这别扭的,甚至称不上拥抱的动作遮挡住她两边视线,定定的,耳朵也被捂出暖意,生出一种沉闷的回声,却格外安稳。

“把七天剑带回家,好好休息。”

“你呢?”

“我会五行术啊,你忘了么。”

她两步一回头,脑中只剩对方笑意,陆敛陌之前也说了,五行之术耗精气,肯定比使剑费力得多。

若是要她乘人之危,此刻机会想是绝妙。

走出开封府,一声厚重的哀叹沉进地里。

策马回到盛满烛火的房中,她对镜,缓缓拔出七天剑,犹不知白鹿观中剑是如何拔出鞘的。

一时怔然久望,铜镜中的七天剑忽而焕发幽蓝光泽,似回应般嗡响一瞬。

手心酥痒,没曾想剑竟如人般有小动作,她不禁轻斥:“好啊,神器认主人竟然脚踏两只船,我罚你。”

话音落,七天剑竟真被她顺势拔出,她提剑,用剑尖轻点狼木雕的头,轻笑一阵,复疲惫地趴上桌子。

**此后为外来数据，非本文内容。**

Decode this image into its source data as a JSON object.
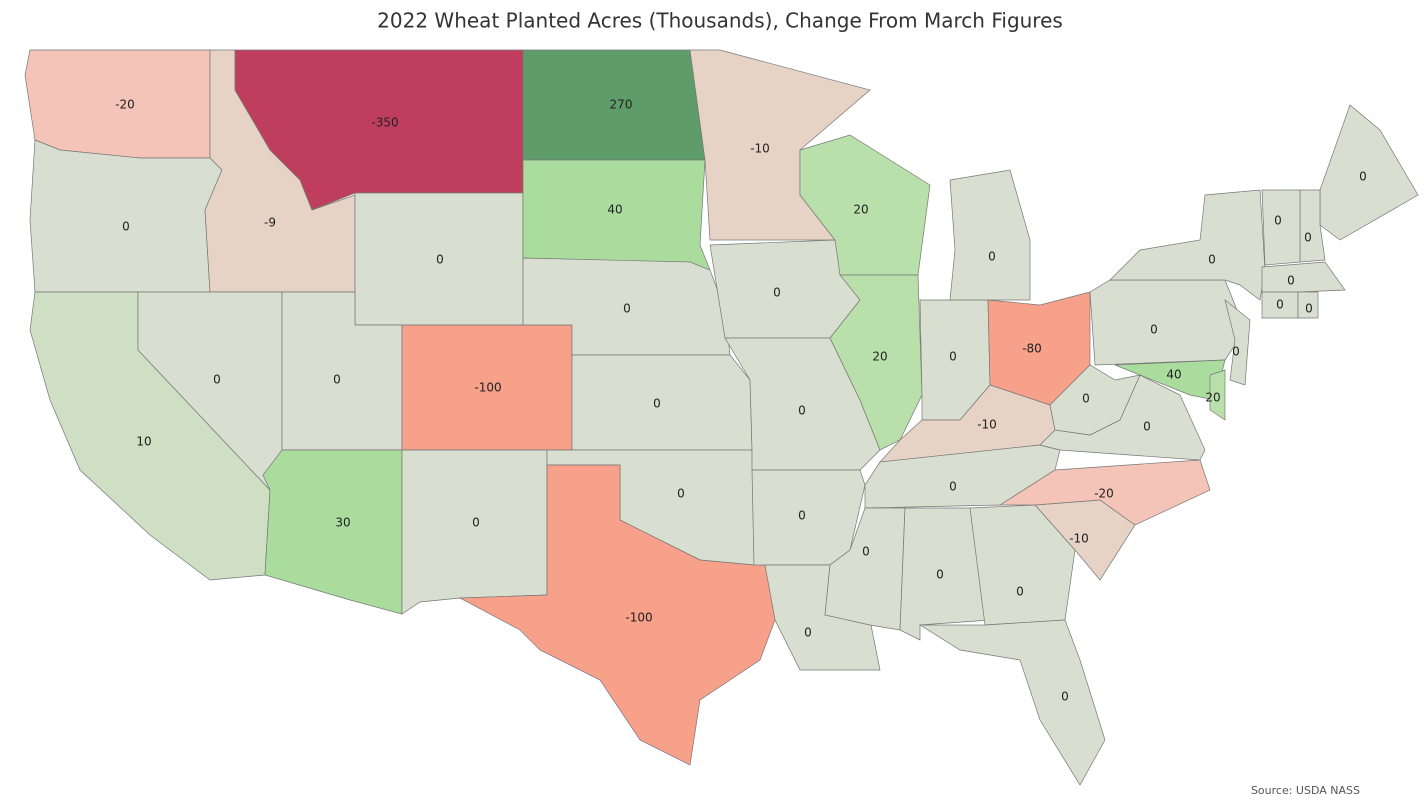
{
  "chart_data": {
    "type": "choropleth",
    "title": "2022 Wheat Planted Acres (Thousands), Change From March Figures",
    "source": "Source: USDA NASS",
    "values": [
      -20,
      0,
      10,
      -9,
      0,
      -350,
      0,
      0,
      30,
      -100,
      0,
      270,
      40,
      0,
      0,
      0,
      -100,
      -10,
      0,
      0,
      0,
      0,
      20,
      20,
      0,
      0,
      -80,
      -10,
      0,
      0,
      0,
      0,
      0,
      -10,
      -20,
      0,
      0,
      0,
      0,
      0,
      40,
      20,
      0,
      0,
      0,
      0,
      0,
      0
    ],
    "colors": [
      "#f4c4b8",
      "#d8ded0",
      "#cfdfc4",
      "#e6d3c6",
      "#d8ded0",
      "#bf3e5e",
      "#d8ded0",
      "#d8ded0",
      "#aadc9e",
      "#f7a08a",
      "#d8ded0",
      "#5e9c6a",
      "#aadc9e",
      "#d8ded0",
      "#d8ded0",
      "#d8ded0",
      "#f7a08a",
      "#e6d3c6",
      "#d8ded0",
      "#d8ded0",
      "#d8ded0",
      "#d8ded0",
      "#b9e0aa",
      "#b9e0aa",
      "#d8ded0",
      "#d8ded0",
      "#f7a08a",
      "#e6d3c6",
      "#d8ded0",
      "#d8ded0",
      "#d8ded0",
      "#d8ded0",
      "#d8ded0",
      "#e6d3c6",
      "#f4c4b8",
      "#d8ded0",
      "#d8ded0",
      "#d8ded0",
      "#d8ded0",
      "#d8ded0",
      "#aadc9e",
      "#b9e0aa",
      "#d8ded0",
      "#d8ded0",
      "#d8ded0",
      "#d8ded0",
      "#d8ded0",
      "#d8ded0"
    ]
  }
}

七天剑被压在臂下,剑身近在咫尺,闭上眼,黑暗中泛起一波心酸。

抬眼,最后映入镜中的仍是狼木雕,它孜孜不倦地仰头长啸,于是间她伸手,狼转了方向,面朝窗户。

窗外已是薄阳初透。

策马日未高升,红日已当头,公堂之上真现绯袍。

林栖吾与三条对视一眼,喜忧得没了默契。

“带嫌犯陆敛陌上堂。”

话音刚落,两个衙役便押着一人入堂跪下,她不愿去看,好在陆敛陌也没有转头看她。

相反的,崔至砚倒投来视线,这一次,她未躲。

“陆敛陌。“他的声音比往日低沉,“礼正寺僧人皆称,吴纸死前唯你一人进入过房内,你与吴纸在屋中所言何事,所行何举?如实招来。”

堂中人静默片刻,回:“吴纸信仰白鹿神,我自幼长于白鹿观,他因此对我关照,昨日屋内所言不外乎观内香火、修缮诸事。”

不知为何,崔至砚闻此旧言,脸上闪过不耐,他不自觉轻晃右腿,再问:“林府向来不待见吴纸,你身为府中近卫,此言可疑。你离屋之前,吴纸可有异状?”

“没有,我离开时他一切如常。”

“吴纸死于杯中毒茶,你可曾下毒?”

“不曾。”

“屋中有两个茶杯,你却安然无恙,作何解释?”

“不渴。”

崔至砚面色沉下,断然道:“你知杯中有毒。”

“有证据证明,是我下的毒?”

堂上人被这话激出些许愠色,拔高音调唤:“仵作徐三条。”

“在。”

三条应声走入堂中,却没有说话的机会。

崔至砚径直道:“吴纸死于昨日巳时,有僧人为证,你于巳初过三刻离去,此后无人再入房间??论下毒,唯你一人。”

三条直直盯着崔至砚,脚下却往陆敛陌的方向挪了一小步。

陆敛陌轻笑反问:“仅凭僧人一面之词便可定罪?毒来自何处,吴纸是否树敌,是否自杀,你可查了?崔少卿。”

这话辩得在理,崔至砚一时语塞,似在怪他当堂顶撞。

林栖吾望着堂上那陌生又熟悉的脸,心中阵阵发冷,眼前的崔至砚咄咄逼人又漏洞百出,仿佛非要坐实陆敛陌罪名不可。

难道是崔家的命令?……可他眉宇间并没有为难。怎么就像变了个人般。

堂上人深吸一口气,回复些理智,后续的审问之词却仍是话里藏锋,她为此厌倦。

估摸一刻,堂外一道影子直直突进,黑黢黢地,盖到崔至砚案前。

影子上那张脸在她眼中映出算计,后怕中,差役报:“崔少卿,尸体内有新发现。”